The definition of "interesting metadata" is different depending on the end user.
Egeria already supports open metadata archives for both types and instances. This is the mechanism slted to use to load content packs and sample metadata. For example, the data governance project has defined content packs for data privacy that will be implemented as open metadata archives.
The archives to load can be specified at start up. I would like to add an API to be able to load an archive into a running server since that would be useful for people experimenting
Without a UI, any experimenter is probably a developer. David and I have been working on samples that tie up with the scenarios from the data governance besdt practices. For the APIs we have done so far, the samples show the API being used to create metadata. The one I am working on at the moment is for connected asset OMAS. This is a read only API so it will use an archive to pre-populate information about assets and then call the API to view the details.
The assets in the archive will have classifications on their schema so you can use them to write a sample for governance engine omas.
Thanks. Those examples would be useful across all our APIs.
For deployment purposes the reach of the sample data will need to go behond the egeria APIs and also encompass related components like ldap, gaian, postgres, ranger using capabilities like k8s config maps, init pods, stateful sets to correctly initialize & sequence . I will focus on that in the deployment project for our next round of demos using what we have so far and look for opportunities to extend the sample data as more becomes available.
@mandy-chessell @planetf1 could you point me to the samples that show how to create the metadata or link explaining the open metadata archives ?
Our new tutorials being built via in odpi/egeria#1297 should really help with this Over to mandy for more comments
This would be a bit of a hack, I think, but we could seed an environment simply by publishing the payloads here into a cohort:
As I understand it, any samples would have these same payload structures, so I could also spend some time cleaning these up a bit to create a minimal standard set of sample metadata that fits into the Coco Pharma landscape (?)
Interesting idea, though perhaps would be nicer to use the archive format to load in metadata? And to use other OSS components as actual data servers etc
My understanding was that the archive format used the same payload structures as everything else -- so creating such an archive would just be a matter of pulling out the payloads we want to retain from the set above, per my suggestion (?)
The open metadata archive format is similar (ie the typedefs and instance structures are the same) however the header of an archive has its own format.
There also needs to be some thought to the metadata collection id used inthe archive - is it the identifer of an active repository or an archive or a deregistered repository - this will determine if the elements are updateable.
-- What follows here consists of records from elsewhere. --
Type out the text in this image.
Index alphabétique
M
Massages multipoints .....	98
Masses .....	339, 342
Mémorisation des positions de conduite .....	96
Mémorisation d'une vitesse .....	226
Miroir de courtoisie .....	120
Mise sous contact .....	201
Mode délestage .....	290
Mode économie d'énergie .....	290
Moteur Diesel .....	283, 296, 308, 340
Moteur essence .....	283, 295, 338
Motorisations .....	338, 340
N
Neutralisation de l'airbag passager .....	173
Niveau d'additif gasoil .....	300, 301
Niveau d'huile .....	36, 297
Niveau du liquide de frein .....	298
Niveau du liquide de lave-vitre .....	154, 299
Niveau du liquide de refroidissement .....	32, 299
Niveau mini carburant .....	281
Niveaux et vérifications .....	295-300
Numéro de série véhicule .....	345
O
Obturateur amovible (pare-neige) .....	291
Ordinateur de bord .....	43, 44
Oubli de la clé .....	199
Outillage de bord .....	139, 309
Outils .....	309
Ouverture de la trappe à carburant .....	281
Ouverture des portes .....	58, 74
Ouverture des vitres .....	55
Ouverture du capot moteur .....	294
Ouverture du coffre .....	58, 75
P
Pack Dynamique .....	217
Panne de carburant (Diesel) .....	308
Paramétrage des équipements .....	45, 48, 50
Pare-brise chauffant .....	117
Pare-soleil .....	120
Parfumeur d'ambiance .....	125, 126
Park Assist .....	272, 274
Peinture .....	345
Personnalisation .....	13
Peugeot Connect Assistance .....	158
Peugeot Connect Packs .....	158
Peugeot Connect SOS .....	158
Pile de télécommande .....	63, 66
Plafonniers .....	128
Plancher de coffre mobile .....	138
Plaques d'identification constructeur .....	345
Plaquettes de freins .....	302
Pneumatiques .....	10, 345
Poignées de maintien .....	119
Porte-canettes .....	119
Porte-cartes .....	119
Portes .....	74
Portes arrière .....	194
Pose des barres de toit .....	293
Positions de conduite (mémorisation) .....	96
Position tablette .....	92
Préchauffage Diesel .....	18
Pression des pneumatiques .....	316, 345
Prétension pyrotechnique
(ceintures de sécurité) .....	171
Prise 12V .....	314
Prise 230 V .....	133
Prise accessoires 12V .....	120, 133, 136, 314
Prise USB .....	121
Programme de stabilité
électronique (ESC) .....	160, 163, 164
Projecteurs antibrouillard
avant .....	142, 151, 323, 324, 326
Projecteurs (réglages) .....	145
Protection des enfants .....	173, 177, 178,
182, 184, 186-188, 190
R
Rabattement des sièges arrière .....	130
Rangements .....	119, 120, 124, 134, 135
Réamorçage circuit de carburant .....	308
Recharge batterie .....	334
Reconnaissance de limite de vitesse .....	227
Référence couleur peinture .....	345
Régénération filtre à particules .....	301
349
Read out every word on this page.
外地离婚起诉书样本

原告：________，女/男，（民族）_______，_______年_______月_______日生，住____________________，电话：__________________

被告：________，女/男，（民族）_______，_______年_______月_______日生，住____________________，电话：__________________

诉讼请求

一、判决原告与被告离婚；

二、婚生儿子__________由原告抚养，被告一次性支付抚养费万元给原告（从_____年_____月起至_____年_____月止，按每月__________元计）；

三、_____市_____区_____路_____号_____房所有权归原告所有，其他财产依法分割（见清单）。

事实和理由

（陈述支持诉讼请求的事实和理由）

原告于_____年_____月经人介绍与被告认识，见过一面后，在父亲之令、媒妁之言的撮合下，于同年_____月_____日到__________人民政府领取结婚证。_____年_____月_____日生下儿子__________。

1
The real work is creating metadata where someone could learn something from their experimentation - they need a purpose and guidance as to which of the 400+ REST operations they should use.
This issue has been automatically marked as stale because it has not had recent activity. It will be closed in 20 days if no further activity occurs. Thank you for your contributions.
This issue has been automatically marked as stale because it has not had recent activity. It will be closed in 20 days if no further activity occurs. Thank you for your contributions.
This has been open for quite a while now, and we continue to have periodic questions along these lines on Slack. Maybe I should take this on to create at least some starting point from which we can continue to expand?
It seems important to adoption 😬
Do we still need to keep this open. Unclear what specific action we might take on this
Little recent activity or specific action to take, so closing.
Tutorials continue to evolve, both in notebook and via other dojos.
Currently if someone wants to take a look at Egeria, they can have a look at the code, and of course run the code. They can also read detailed information on the design of the metadata model. And finally we do now have some sample data
However with an empty metadata repo they would have to figure out how to populate different kinds of metadata to learn more about how the APIs work. This makes it much harder to get started. This question has come up twice in the last week or so!
So if we could create a quick-start script that loads 'interesting' metadata (based on OCO Pharma) into egeria it would help users explore the API, and understand egeria. More complex scenario demos would potentially use this - and more data, but to be clear the intent here is something simple for egeria only.
Given we only have an in-memory repository native to egeria, for now this would require a postman script, shell scripts, java etc to load the data -- or perhaps better we could use the 'archive' mechanism which is already used for types.
I think this will help adoption & development.